LambdaRAG Demo: https://github.com/metaskills/lambda-rag
Welcome to my two-part series on using AWS Lambda to build a retrieval-augmented generation (RAG) application with OpenAI. In this first part, we will explore the basics of generative AI and retrieval. In the second part, we will build a RAG application using AWS Lambda, Express, and SQLite VSS.
Knowledge Navigator
If you have interacted at all this year with OpenAI's 💬 ChatGPT you may think we are closer than ever to 🎥 Apple's 1987 Knowledge Navigator. A way to interact with a computer that most of us have only seen in SciFi movies. At first glance today, these language model's knowledge do feel eerily expansive and unlimited. With very little context they can solve interesting problems in highly probabilistic ways.

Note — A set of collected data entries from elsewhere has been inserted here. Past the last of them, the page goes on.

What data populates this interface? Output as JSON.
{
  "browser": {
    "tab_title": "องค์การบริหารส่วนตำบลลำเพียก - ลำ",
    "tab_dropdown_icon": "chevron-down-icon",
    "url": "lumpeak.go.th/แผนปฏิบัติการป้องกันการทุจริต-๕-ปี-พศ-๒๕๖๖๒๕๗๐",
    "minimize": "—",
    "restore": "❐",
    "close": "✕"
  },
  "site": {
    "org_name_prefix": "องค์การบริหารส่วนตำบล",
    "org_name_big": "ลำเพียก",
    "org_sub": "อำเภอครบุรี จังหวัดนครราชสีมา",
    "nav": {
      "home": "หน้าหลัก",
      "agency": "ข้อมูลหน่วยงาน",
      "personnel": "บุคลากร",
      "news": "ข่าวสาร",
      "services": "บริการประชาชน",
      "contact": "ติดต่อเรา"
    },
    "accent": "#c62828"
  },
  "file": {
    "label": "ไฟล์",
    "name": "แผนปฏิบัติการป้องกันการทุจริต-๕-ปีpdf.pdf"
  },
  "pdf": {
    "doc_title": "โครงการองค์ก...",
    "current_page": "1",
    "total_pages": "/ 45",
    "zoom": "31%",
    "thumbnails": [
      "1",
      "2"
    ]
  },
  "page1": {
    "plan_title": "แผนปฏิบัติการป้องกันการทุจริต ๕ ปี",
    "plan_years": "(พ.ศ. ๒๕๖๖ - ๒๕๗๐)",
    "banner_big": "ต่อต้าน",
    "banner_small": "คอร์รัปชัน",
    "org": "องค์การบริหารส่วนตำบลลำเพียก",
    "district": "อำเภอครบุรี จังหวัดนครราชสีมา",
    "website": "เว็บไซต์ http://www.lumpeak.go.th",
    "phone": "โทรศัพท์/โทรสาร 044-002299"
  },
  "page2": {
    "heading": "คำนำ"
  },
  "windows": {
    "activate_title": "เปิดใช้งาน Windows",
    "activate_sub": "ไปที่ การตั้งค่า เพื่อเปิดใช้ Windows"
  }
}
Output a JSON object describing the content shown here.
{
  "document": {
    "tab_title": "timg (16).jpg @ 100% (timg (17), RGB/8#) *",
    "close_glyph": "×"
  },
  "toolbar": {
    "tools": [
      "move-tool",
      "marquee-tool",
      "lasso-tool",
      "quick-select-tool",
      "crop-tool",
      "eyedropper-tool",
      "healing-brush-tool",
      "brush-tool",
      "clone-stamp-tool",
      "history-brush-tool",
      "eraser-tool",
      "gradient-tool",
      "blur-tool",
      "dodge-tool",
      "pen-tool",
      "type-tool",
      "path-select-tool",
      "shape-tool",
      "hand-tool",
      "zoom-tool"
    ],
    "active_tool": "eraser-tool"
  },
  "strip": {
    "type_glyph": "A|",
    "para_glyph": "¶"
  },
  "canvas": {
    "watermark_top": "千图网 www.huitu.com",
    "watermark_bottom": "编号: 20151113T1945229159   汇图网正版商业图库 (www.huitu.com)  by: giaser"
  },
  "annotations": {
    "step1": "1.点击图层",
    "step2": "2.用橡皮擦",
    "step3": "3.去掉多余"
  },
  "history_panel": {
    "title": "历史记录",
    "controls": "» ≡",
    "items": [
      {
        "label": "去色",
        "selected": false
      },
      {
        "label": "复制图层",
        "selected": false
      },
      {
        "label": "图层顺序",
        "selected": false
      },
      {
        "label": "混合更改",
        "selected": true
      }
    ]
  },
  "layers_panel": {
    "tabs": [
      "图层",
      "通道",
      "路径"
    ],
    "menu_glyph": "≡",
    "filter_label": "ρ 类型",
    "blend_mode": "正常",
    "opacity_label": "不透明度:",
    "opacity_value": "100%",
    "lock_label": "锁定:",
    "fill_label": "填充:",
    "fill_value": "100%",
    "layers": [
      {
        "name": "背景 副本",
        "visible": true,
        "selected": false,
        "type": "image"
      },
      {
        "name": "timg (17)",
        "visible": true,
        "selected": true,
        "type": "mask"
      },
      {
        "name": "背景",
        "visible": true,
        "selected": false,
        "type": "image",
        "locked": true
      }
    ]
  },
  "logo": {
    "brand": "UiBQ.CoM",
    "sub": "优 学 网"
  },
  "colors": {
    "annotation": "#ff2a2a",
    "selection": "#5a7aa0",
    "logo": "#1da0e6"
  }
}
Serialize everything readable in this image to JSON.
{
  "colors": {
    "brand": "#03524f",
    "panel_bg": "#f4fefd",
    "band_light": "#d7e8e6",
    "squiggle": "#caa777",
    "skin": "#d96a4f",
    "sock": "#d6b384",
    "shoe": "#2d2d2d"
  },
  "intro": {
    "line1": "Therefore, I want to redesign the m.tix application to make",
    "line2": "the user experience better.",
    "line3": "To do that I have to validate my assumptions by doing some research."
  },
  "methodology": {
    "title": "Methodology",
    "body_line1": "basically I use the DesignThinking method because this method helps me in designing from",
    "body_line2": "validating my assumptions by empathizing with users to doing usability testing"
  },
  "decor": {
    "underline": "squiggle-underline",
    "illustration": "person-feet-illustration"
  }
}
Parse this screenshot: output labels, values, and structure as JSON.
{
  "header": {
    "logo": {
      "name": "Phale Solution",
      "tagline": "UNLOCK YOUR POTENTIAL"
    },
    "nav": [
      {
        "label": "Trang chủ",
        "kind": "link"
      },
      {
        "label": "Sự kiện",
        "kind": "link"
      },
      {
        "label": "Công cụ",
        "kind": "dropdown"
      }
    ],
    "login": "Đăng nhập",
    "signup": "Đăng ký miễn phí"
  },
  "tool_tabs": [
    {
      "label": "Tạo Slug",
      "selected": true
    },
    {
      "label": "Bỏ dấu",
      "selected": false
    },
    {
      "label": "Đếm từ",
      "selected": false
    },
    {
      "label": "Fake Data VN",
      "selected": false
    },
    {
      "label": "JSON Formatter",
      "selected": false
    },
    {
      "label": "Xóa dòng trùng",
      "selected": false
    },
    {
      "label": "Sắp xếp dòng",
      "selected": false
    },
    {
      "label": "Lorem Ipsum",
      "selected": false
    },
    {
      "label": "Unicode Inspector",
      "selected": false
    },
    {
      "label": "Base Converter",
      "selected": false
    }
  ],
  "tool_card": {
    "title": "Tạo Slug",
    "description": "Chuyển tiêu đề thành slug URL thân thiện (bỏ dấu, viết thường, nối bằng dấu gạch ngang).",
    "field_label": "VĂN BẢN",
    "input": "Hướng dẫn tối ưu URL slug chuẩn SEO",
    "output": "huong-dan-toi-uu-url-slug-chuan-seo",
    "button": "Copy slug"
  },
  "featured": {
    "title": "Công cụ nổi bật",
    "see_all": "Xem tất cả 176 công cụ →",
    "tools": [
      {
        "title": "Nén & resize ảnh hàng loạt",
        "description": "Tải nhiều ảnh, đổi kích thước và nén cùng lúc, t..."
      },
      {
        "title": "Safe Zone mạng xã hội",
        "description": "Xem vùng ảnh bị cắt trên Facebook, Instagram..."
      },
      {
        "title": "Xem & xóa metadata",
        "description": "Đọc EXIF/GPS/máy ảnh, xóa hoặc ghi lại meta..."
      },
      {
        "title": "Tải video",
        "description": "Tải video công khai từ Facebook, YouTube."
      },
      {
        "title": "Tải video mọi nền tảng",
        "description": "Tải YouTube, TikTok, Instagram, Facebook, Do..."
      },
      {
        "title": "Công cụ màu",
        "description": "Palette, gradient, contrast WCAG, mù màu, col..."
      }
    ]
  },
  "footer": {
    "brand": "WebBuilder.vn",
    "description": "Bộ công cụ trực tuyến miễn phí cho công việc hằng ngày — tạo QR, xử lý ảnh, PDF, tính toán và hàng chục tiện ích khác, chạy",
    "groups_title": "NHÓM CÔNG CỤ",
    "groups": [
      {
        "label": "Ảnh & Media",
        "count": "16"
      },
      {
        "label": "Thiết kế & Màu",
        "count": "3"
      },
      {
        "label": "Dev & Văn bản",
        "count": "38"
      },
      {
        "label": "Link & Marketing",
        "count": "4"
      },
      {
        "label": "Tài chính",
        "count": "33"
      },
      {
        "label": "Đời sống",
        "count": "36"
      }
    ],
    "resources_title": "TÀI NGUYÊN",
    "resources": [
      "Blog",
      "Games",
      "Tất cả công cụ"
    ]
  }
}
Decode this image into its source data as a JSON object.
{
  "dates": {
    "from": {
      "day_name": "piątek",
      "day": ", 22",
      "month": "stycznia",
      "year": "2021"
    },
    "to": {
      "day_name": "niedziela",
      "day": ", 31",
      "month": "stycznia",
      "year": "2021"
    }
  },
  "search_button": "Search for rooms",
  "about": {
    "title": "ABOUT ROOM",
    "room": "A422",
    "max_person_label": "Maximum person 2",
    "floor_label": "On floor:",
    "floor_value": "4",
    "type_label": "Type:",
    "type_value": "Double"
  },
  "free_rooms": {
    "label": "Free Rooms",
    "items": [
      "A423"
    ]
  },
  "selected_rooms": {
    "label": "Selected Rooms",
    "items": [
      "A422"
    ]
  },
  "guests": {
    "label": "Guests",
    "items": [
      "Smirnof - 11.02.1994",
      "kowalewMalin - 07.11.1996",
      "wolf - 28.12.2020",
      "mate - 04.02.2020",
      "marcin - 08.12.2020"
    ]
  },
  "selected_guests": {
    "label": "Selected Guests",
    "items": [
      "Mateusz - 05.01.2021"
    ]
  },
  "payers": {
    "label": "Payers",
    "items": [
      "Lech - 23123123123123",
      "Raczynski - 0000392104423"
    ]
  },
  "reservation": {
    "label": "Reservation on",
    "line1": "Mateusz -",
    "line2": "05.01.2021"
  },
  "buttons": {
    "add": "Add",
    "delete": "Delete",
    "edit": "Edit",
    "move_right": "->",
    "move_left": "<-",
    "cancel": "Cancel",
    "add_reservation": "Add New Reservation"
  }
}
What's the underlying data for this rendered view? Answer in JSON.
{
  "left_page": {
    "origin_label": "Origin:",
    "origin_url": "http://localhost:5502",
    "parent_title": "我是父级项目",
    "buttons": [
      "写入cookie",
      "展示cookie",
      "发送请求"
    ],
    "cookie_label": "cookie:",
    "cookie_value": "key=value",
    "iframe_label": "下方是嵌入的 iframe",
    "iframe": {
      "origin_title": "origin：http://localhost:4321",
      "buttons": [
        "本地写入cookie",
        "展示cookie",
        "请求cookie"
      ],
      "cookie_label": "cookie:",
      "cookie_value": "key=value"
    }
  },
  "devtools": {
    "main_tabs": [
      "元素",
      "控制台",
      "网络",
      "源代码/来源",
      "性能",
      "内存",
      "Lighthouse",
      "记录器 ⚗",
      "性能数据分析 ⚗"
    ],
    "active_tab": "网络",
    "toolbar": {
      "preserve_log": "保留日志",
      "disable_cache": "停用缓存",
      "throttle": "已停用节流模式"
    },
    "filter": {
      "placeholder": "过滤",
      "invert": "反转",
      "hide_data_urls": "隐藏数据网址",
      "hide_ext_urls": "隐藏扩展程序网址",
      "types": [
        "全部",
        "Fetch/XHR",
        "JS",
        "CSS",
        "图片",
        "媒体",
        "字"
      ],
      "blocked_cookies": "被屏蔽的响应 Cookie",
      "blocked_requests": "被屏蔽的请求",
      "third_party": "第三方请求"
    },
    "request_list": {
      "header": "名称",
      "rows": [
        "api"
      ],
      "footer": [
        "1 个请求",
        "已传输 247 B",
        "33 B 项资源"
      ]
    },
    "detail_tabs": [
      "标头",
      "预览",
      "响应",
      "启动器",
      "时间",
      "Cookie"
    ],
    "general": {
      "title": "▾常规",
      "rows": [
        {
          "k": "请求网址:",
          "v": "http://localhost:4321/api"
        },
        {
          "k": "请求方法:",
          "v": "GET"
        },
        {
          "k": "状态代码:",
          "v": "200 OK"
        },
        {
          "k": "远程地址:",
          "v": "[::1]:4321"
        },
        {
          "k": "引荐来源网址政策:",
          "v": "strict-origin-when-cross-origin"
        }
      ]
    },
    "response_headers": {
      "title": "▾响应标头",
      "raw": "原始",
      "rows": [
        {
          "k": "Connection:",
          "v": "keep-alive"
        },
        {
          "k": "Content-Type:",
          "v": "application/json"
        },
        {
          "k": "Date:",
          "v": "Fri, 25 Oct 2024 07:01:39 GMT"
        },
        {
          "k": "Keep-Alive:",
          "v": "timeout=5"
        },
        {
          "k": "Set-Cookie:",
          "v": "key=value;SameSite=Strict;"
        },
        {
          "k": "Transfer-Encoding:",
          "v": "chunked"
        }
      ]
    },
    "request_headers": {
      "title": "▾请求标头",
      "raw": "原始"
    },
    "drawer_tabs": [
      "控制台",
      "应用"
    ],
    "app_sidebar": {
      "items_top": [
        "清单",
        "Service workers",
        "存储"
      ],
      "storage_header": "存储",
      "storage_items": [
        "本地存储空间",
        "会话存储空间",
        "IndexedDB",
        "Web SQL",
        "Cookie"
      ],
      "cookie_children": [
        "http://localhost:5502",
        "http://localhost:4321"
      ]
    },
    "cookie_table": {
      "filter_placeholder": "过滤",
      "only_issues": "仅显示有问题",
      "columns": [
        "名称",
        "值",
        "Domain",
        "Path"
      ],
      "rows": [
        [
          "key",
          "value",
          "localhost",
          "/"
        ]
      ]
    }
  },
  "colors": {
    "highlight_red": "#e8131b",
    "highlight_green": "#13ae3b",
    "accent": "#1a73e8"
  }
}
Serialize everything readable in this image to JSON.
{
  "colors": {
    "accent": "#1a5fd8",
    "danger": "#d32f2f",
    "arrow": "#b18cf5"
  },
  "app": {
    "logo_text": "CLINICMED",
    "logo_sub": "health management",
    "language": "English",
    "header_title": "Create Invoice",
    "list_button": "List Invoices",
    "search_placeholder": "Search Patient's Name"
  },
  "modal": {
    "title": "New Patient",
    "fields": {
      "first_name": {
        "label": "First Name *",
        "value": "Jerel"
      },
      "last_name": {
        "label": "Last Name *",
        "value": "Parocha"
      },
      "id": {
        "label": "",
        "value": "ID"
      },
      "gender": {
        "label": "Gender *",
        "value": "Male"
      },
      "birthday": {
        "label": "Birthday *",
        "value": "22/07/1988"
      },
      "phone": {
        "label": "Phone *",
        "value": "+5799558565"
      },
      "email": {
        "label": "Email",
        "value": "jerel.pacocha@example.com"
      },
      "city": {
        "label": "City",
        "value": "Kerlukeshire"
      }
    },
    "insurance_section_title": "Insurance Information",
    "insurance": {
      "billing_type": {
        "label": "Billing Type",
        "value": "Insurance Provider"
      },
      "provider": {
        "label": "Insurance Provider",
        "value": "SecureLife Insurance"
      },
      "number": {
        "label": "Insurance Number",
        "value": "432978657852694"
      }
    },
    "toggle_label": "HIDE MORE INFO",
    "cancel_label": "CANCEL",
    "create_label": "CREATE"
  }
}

Yet for knowledge workers, these models are still very limited in their ability to help us. We have all seen the "As of my last update..." or "I don't have real-time..." messages when asking about current events or within a highly specific domain. It is frustrating to hit these roadblocks for those looking to use data, often proprietary, with our friendly Large Language Models (LLMs). After all, half of the video above is an AI resembling Mark Zuckerberg in a bow tie responding to new data. But how?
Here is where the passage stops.